Life & Culture

In Pictures: Jonas Mekas’ New York Diaries

One year on from the filmmaker’s death, new book I Seem to Live: The New York Diaries 1950-1969, Volume 1 provides a whirlwind chronicle of his impact on the New York art scene

January 23 marks the one-year anniversary of the death of Jonas Mekas, known as “the godfather of American avant-garde cinema”. In celebration of his singular life, Spector Books will release I Seem to Live: The New York Diaries 1950-1969, Volume 1, a whirlwind chronicle of the Lithuanian-American artist’s transformative impact on the New York art scene. 

“Jonas was a very open-minded person, fast, very sharp, and at the same time,” says publisher Anne König who edited the book, which picks up where I Had Nowhere Left to Go, his extraordinary account of survival in a Nazi labour camp during World War II, left off. Writing was an instinct Mekas always possessed, a way to chart his life and make sense of it.

Working from a 2,000-page document spanning 60 years, Mekas shaped the diaries into a two-part series that offers a vibrant tour of the New York underground featuring stories of friends and colleagues such as Andy Warhol, The Velvet Underground, John Cage, John Lennon and Yoko Ono, George Maciunas, Barbara Rubin, Maya Deren, and Jack Smith, to name but a few.

“Jonas made no distinction between private and public – he was an author on multiple levels,” König says. “He could be a filmmaker, critic, frontman of the Film-Makers’ Cooperative, which he founded in 1962, fundraiser, film projectionist, ticket seller, poet, lover, and a great deal more. All these voices found their way into his notes, which he would not edit until right at the end of his life. His diaries resembles a work journal, the kind of literary montage we know from Brecht, pieced together from contemporary notes and documents.”

König notes that no changes were made to Mekas’ text; they appear as originally written, preserving the author’s crisp prose.
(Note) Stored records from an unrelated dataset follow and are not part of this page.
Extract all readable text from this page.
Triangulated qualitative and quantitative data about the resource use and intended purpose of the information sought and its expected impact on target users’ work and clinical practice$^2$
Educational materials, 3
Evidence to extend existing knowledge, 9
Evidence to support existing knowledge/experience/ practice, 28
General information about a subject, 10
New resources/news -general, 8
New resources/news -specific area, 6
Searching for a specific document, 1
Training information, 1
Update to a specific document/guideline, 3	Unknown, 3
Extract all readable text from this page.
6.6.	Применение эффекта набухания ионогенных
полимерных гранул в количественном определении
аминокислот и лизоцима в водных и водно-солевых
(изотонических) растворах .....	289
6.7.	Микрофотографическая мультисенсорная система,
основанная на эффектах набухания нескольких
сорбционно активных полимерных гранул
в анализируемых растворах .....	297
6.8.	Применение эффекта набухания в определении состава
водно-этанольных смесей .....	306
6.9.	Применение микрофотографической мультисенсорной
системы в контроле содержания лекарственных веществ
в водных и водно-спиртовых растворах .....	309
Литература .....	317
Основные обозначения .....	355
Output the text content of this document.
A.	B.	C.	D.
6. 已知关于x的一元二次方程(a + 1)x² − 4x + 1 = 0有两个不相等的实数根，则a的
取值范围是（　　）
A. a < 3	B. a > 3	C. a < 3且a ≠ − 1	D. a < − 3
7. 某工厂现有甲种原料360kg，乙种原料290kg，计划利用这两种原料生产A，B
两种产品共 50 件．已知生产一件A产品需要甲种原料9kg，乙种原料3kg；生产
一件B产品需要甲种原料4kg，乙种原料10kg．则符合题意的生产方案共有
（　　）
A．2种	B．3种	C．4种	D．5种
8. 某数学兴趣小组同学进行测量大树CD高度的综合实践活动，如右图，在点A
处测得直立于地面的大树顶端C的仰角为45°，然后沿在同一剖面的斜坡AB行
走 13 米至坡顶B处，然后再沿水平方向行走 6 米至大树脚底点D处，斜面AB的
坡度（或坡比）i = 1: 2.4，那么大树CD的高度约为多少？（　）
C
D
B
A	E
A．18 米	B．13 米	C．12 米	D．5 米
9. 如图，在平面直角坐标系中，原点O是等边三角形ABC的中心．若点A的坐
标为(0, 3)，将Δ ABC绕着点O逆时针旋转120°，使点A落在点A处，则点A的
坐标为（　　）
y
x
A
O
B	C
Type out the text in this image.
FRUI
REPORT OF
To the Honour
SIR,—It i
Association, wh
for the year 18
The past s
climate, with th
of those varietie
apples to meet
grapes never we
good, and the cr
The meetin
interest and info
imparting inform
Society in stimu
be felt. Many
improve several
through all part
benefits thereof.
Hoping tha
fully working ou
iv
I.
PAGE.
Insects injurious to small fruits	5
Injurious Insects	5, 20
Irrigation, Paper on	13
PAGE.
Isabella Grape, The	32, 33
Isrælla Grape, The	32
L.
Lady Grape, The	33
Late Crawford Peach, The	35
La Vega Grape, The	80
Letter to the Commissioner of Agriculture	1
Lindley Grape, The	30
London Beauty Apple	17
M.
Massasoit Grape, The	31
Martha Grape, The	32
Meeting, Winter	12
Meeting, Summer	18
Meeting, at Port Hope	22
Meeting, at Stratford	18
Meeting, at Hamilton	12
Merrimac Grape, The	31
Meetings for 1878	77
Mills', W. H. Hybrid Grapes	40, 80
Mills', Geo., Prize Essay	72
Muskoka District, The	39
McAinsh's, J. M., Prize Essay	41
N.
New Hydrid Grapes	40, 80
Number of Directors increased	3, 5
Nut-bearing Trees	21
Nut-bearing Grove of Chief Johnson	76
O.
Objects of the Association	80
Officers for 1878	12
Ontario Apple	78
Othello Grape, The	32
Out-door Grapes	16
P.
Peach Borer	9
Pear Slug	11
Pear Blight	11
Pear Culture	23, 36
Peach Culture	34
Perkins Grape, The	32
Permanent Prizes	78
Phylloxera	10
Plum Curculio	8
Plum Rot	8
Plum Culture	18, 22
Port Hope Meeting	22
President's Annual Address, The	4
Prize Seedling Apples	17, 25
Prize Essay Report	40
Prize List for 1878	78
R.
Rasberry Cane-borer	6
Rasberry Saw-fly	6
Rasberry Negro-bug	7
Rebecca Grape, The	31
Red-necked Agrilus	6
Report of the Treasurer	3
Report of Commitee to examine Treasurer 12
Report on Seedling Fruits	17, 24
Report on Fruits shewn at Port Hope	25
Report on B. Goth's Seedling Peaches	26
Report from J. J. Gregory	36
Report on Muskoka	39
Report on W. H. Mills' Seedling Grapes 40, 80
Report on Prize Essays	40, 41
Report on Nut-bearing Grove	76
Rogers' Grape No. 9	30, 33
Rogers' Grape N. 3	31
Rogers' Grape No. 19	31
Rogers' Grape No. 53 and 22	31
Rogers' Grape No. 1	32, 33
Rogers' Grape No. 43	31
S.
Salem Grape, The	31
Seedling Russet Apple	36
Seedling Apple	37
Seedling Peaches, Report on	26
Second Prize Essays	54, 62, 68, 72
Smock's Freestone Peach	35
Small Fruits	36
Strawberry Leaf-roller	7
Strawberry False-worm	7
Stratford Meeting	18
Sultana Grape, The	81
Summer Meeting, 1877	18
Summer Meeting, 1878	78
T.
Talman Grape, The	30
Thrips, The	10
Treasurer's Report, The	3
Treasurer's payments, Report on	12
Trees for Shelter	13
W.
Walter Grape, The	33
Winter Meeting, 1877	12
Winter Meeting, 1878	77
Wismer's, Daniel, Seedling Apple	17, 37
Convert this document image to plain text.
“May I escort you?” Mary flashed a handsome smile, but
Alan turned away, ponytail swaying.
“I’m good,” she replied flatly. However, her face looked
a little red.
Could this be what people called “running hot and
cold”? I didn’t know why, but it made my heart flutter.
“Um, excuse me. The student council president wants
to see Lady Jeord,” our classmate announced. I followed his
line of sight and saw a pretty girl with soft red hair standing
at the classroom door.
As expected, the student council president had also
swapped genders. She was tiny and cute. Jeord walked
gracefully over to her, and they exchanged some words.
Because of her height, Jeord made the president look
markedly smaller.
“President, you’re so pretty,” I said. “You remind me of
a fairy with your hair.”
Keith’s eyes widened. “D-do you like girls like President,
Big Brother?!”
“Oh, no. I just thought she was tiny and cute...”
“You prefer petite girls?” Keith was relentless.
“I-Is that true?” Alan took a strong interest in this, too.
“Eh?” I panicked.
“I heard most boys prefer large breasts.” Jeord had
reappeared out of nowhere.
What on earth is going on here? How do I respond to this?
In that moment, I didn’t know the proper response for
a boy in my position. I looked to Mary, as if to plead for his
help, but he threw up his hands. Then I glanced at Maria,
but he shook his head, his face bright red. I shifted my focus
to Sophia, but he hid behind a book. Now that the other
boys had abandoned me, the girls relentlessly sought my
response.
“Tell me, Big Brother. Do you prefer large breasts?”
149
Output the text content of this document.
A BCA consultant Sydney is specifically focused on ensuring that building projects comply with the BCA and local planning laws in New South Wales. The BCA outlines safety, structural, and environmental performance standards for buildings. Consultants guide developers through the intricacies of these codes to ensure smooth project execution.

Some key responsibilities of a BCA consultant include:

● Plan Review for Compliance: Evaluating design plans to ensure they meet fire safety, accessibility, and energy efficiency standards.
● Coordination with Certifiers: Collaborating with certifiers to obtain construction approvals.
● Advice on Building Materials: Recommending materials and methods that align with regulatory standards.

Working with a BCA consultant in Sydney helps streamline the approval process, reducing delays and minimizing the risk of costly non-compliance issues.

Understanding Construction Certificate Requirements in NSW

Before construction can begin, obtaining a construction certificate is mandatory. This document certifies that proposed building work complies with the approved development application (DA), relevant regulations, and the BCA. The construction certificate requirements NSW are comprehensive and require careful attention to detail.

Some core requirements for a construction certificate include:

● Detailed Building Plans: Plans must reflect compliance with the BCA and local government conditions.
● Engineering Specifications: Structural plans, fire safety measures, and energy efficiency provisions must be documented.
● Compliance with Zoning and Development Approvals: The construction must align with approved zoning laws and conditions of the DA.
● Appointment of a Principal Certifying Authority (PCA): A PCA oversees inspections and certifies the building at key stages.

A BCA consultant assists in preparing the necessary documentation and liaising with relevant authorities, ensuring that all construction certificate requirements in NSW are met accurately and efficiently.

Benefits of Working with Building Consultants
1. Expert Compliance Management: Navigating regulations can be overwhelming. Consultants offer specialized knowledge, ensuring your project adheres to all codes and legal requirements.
In a June 14, 1958 entry, he rallies against the First Lady and all she represents about American culture: “I hate mammies, Mammie Eisenhower & all mammies... I hate the ideal good American wives, flat, moon-faced, as they look at the camera, cutting into the birthday cakes, stepping down from the airplanes, caressing the cows.”

Instead, Mekas adored those willing to do whatever was necessary in search of the unvarnished truth about life. “Jonas believed in independent film – until the end. It was his chosen path and he had to walk it. He became a star,” König says.

“I remember a book premiere in Paris in a small bookstore where the space was too small and the audience had to move outside. It was still cold in March. Hundreds of people listened to what Jonas had to say on the street. Young people in particular asked him how they could find their place in life. He always said that they should follow their instincts. He was a master at it.”

I Seem to Live: The New York Diaries 1950-1969, Volume 1 will launch on Sunday, January 26, 2020 at 3:00pm at Anthology Film Archives in New York with readings by poet and writer Vyt Bakaitis, filmmakers Chuck Smith, Florence and Ken Jacobs, followed by the screening of a new restoration of Mekas’s first feature film, Guns of the Trees (1961).